Efficacy and safety profile of SGLT2 inhibitors in patients with type 2 diabetes and chronic kidney disease
Published in Expert Opinion on Drug Safety, 2020
Sodium–glucose cotransporters type 2 (SGLT2), which are located in the proximal tubule of the kidney, are responsible for the reabsorption of >90% of filtered glucose. The SGLT2 expression is upregulated in the presence of hyperglycemia. The maximum reabsorptive capacity for glucose is increased by about 30% in patients with T2DM while the threshold for plasma glucose level at which glycosuria first occurs is also raised.
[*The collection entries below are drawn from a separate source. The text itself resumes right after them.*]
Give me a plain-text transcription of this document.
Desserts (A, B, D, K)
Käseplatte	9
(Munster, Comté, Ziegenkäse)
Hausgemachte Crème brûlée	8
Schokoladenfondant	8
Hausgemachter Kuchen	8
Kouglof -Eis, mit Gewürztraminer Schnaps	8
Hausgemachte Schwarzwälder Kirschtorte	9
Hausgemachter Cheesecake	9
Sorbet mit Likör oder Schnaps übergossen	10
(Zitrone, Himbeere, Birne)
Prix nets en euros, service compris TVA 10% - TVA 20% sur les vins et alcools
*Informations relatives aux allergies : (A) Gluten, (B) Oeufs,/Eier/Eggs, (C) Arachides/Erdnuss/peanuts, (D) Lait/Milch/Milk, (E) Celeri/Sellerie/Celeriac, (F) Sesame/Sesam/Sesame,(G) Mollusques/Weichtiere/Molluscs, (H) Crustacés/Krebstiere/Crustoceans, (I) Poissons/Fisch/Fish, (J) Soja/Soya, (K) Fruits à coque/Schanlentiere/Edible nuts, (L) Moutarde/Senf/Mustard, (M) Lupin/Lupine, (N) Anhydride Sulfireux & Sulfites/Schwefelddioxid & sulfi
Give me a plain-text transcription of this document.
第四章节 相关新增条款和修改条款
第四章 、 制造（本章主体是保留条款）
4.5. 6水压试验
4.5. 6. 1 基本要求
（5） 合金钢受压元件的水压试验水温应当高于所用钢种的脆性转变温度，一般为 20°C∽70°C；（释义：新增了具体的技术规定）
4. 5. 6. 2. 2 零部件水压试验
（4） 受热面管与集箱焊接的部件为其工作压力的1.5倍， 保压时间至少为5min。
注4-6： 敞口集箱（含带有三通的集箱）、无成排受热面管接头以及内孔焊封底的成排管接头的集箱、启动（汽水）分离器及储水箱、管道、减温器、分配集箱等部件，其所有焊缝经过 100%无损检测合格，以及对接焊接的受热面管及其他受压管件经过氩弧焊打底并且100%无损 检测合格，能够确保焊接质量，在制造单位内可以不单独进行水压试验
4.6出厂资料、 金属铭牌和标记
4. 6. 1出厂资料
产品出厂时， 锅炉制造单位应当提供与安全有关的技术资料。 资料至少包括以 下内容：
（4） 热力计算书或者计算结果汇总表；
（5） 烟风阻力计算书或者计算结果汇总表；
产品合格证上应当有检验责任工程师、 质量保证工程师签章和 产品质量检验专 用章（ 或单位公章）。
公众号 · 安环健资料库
The glucose-lowering efficacy of SGLT2is relies on the inhibition of glucose reabsorption that leads to increased urinary glucose excretion (UGE), an effect that is independent of insulin secretion and insulin action [18–20]. SGLT2is generally lead to the excretion of 60–100 g of glucose per day; this effect results in lowering hyperglycemia and subsequently could dampen glucose toxicity, thereby indirectly reducing insulin resistance and improving insulin secretion [21,22]. SGLT2is exert also osmotic diuresis and, at least transiently, natriuresis. Besides the glucose-lowering effect, SGLT2is exert pleiotropic effects [22,23], among which a reduction in body weight, a lowering of blood pressure, a diminution in serum uric acid, a reduction in inflammatory markers [24]. The increased sodium delivery at the macula densa contributes to activate the tubuloglomerular feedback, which increases afferent arteriolar tone. This effect contributes to reduce intraglomerular pressure, glomerular hyperfiltration, and albuminuria and may explain a transient reduction in eGFR after the initiation of SGLT2i therapy [23].